SoFunction
Updated on 2024-10-29

Specific Use of NumPy Array Properties

I. Important ndarray object properties

causality clarification
The rank, i.e. the number of axes or the number of dimensions
The dimension of the array, for a matrix, n rows and m columns.
The total number of elements in the array, equivalent to the value of n*m in .shape.
The element type of the ndarray object
Size of each element in the ndarray object, in bytes
Memory information for ndarray objects
The real part of an ndarray element
The imaginary part of the ndarray element
The buffer containing the actual array elements.

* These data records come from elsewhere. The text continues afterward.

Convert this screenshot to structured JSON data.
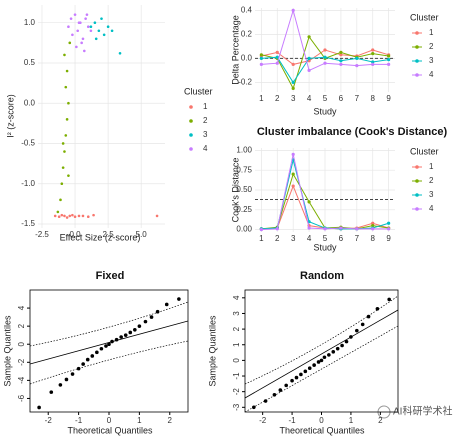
{
  "chart_data": [
    {
      "type": "scatter",
      "x_label": "Effect Size (z-score)",
      "y_label": "I² (z-score)",
      "legend_title": "Cluster",
      "grid": true,
      "xlim": [
        -2.8,
        6.8
      ],
      "ylim": [
        -1.55,
        1.22
      ],
      "xticks": [
        -2.5,
        {
          "value": 0,
          "label": "0.0"
        },
        2.5,
        {
          "value": 5,
          "label": "5.0"
        }
      ],
      "yticks": [
        -1.5,
        {
          "value": -1,
          "label": "-1.0"
        },
        -0.5,
        {
          "value": 0,
          "label": "0.0"
        },
        0.5,
        {
          "value": 1,
          "label": "1.0"
        }
      ],
      "series": [
        {
          "name": "1",
          "color": "#F8766D",
          "x": [
            -1.5,
            -1.2,
            -1.0,
            -0.8,
            -0.6,
            -0.4,
            -0.2,
            0.0,
            0.3,
            0.6,
            1.0,
            1.4,
            6.2
          ],
          "values": [
            -1.4,
            -1.41,
            -1.39,
            -1.4,
            -1.42,
            -1.4,
            -1.39,
            -1.41,
            -1.4,
            -1.4,
            -1.41,
            -1.39,
            -1.4
          ]
        },
        {
          "name": "2",
          "color": "#7CAE00",
          "x": [
            -1.3,
            -1.1,
            -1.0,
            -0.9,
            -0.8,
            -0.7,
            -0.6,
            -0.5,
            -0.7,
            -0.9,
            -0.6,
            -0.8,
            -0.5,
            -0.4
          ],
          "values": [
            -1.35,
            -1.2,
            -1.0,
            -0.8,
            -0.6,
            -0.4,
            -0.2,
            0.0,
            0.2,
            -0.5,
            0.4,
            0.6,
            -0.9,
            0.75
          ]
        },
        {
          "name": "3",
          "color": "#00BFC4",
          "x": [
            1.2,
            1.5,
            1.8,
            2.0,
            2.2,
            2.5,
            1.6,
            2.8,
            3.4
          ],
          "values": [
            0.95,
            1.0,
            0.9,
            1.05,
            0.85,
            0.95,
            0.8,
            0.9,
            0.62
          ]
        },
        {
          "name": "4",
          "color": "#C77CFF",
          "x": [
            -0.5,
            -0.3,
            0,
            0.2,
            0.4,
            0.6,
            0.8,
            1.0,
            1.2,
            0.1,
            0.5,
            -0.2,
            0.9,
            0.3,
            0.7
          ],
          "values": [
            0.95,
            1.05,
            1.1,
            0.9,
            1.0,
            0.8,
            1.05,
            0.95,
            0.9,
            0.7,
            0.75,
            0.85,
            1.1,
            1.0,
            0.65
          ]
        }
      ]
    },
    {
      "type": "line",
      "x_label": "Study",
      "y_label": "Delta Percentage",
      "legend_title": "Cluster",
      "grid": true,
      "x": [
        1,
        2,
        3,
        4,
        5,
        6,
        7,
        8,
        9
      ],
      "xlim": [
        0.6,
        9.4
      ],
      "xticks": [
        1,
        2,
        3,
        4,
        5,
        6,
        7,
        8,
        9
      ],
      "ylim": [
        -0.28,
        0.42
      ],
      "yticks": [
        -0.2,
        {
          "value": 0,
          "label": "0.0"
        },
        0.2,
        0.4
      ],
      "hline": 0,
      "series": [
        {
          "name": "1",
          "color": "#F8766D",
          "values": [
            0.02,
            0.05,
            -0.05,
            -0.02,
            0.07,
            0.03,
            0.02,
            0.07,
            0.03
          ]
        },
        {
          "name": "2",
          "color": "#7CAE00",
          "values": [
            0.03,
            0.0,
            -0.25,
            0.18,
            0.0,
            0.05,
            0.01,
            0.04,
            0.02
          ]
        },
        {
          "name": "3",
          "color": "#00BFC4",
          "values": [
            0.0,
            0.01,
            -0.2,
            0.0,
            0.01,
            -0.02,
            0.0,
            -0.03,
            -0.01
          ]
        },
        {
          "name": "4",
          "color": "#C77CFF",
          "values": [
            -0.05,
            -0.04,
            0.4,
            -0.1,
            -0.04,
            -0.05,
            -0.06,
            -0.05,
            -0.05
          ]
        }
      ]
    },
    {
      "type": "line",
      "title": "Cluster imbalance (Cook's Distance)",
      "x_label": "Study",
      "y_label": "Cook's Distance",
      "legend_title": "Cluster",
      "grid": true,
      "x": [
        1,
        2,
        3,
        4,
        5,
        6,
        7,
        8,
        9
      ],
      "xlim": [
        0.6,
        9.4
      ],
      "xticks": [
        1,
        2,
        3,
        4,
        5,
        6,
        7,
        8,
        9
      ],
      "ylim": [
        -0.03,
        1.03
      ],
      "yticks": [
        {
          "value": 0,
          "label": "0.00"
        },
        {
          "value": 0.25,
          "label": "0.25"
        },
        {
          "value": 0.5,
          "label": "0.50"
        },
        {
          "value": 0.75,
          "label": "0.75"
        },
        {
          "value": 1,
          "label": "1.00"
        }
      ],
      "hline": 0.38,
      "series": [
        {
          "name": "1",
          "color": "#F8766D",
          "values": [
            0.01,
            0.02,
            0.55,
            0.05,
            0.02,
            0.01,
            0.02,
            0.08,
            0.02
          ]
        },
        {
          "name": "2",
          "color": "#7CAE00",
          "values": [
            0.01,
            0.03,
            0.7,
            0.35,
            0.02,
            0.03,
            0.01,
            0.05,
            0.02
          ]
        },
        {
          "name": "3",
          "color": "#00BFC4",
          "values": [
            0.01,
            0.02,
            0.88,
            0.1,
            0.02,
            0.01,
            0.01,
            0.02,
            0.08
          ]
        },
        {
          "name": "4",
          "color": "#C77CFF",
          "values": [
            0.0,
            0.01,
            0.95,
            0.02,
            0.01,
            0.02,
            0.01,
            0.01,
            0.01
          ]
        }
      ]
    },
    {
      "type": "scatter",
      "title": "Fixed",
      "x_label": "Theoretical Quantiles",
      "y_label": "Sample Quantiles",
      "xlim": [
        -2.6,
        2.6
      ],
      "ylim": [
        -7.5,
        6
      ],
      "xticks": [
        -2,
        -1,
        0,
        1,
        2
      ],
      "yticks": [
        -6,
        -4,
        -2,
        0,
        2,
        4
      ],
      "series": [
        {
          "color": "#000000",
          "x": [
            -2.3,
            -1.9,
            -1.6,
            -1.4,
            -1.2,
            -1.0,
            -0.85,
            -0.7,
            -0.55,
            -0.4,
            -0.25,
            -0.1,
            0,
            0.1,
            0.25,
            0.4,
            0.55,
            0.7,
            0.85,
            1.0,
            1.2,
            1.4,
            1.6,
            1.9,
            2.3
          ],
          "values": [
            -7,
            -5.3,
            -4.5,
            -3.9,
            -3.3,
            -2.7,
            -2.2,
            -1.7,
            -1.3,
            -0.9,
            -0.5,
            -0.2,
            0,
            0.3,
            0.5,
            0.8,
            1.0,
            1.3,
            1.6,
            2.0,
            2.5,
            3.0,
            3.6,
            4.4,
            5.0
          ]
        }
      ]
    },
    {
      "type": "scatter",
      "title": "Random",
      "x_label": "Theoretical Quantiles",
      "y_label": "Sample Quantiles",
      "xlim": [
        -2.6,
        2.6
      ],
      "ylim": [
        -3.3,
        4.5
      ],
      "xticks": [
        -2,
        -1,
        0,
        1,
        2
      ],
      "yticks": [
        -3,
        -2,
        -1,
        0,
        1,
        2,
        3,
        4
      ],
      "series": [
        {
          "color": "#000000",
          "x": [
            -2.3,
            -1.9,
            -1.6,
            -1.4,
            -1.2,
            -1.0,
            -0.85,
            -0.7,
            -0.55,
            -0.4,
            -0.25,
            -0.1,
            0,
            0.1,
            0.25,
            0.4,
            0.55,
            0.7,
            0.85,
            1.0,
            1.2,
            1.4,
            1.6,
            1.9,
            2.3
          ],
          "values": [
            -3.0,
            -2.6,
            -2.2,
            -1.9,
            -1.6,
            -1.3,
            -1.1,
            -0.9,
            -0.7,
            -0.5,
            -0.3,
            -0.1,
            0,
            0.2,
            0.35,
            0.55,
            0.75,
            0.95,
            1.2,
            1.5,
            1.9,
            2.3,
            2.8,
            3.3,
            3.9
          ]
        }
      ]
    }
  ],
  "watermark": "AI科研学术社"
}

Since the elements are generally fetched by the index of the array, this property is usually not needed.

II. Code Demonstration

import numpy as np

# Create
data = ([[1, 2], [3, 4], [5, 6]])
print('data:', data)
# Rank
print('Rank:', )
# Dimension of the array
print('Dimension of the array:', )
# Total number of array elements
print('Total number of array elements:', )
# ndarray object element types
print('The element type of the ndarray object;', )
# size of each element in the ndarray object, in bytes
print('Size of each element:', )
# ndarray object memory information
print('Memory information:', )
# real part of ndarray element
print('Real part:', )
# The imaginary part of the ndarray element
print('Virtual Ministry:', )
# Buffer for the actual array elements (since elements are generally fetched via the index of the array, this attribute is usually not needed)
print('data:', )

data: [[1 2]
[3 4]
[5 6]]
Rank: 2
Dimension of the array: (3, 2)
Total number of array elements: 6
The element type of the ndarray object; int32
Size of each element: 4
Memory information: C_CONTIGUOUS : True
F_CONTIGUOUS : False
OWNDATA : True
WRITEABLE : True
ALIGNED : True
WRITEBACKIFCOPY : False
UPDATEIFCOPY : False

Substantive part: [[1 2]
[3 4]
[5 6]]
Imaginary part: [[0 0]
[0 0]
[0 0]]
data: <memory at 0x00000240173E4380>

This article on the specific use of NumPy array attributes is introduced to this article, more related to the content of NumPy array attributes, please search for my previous posts or continue to browse the following related articles I hope you will support me in the future more!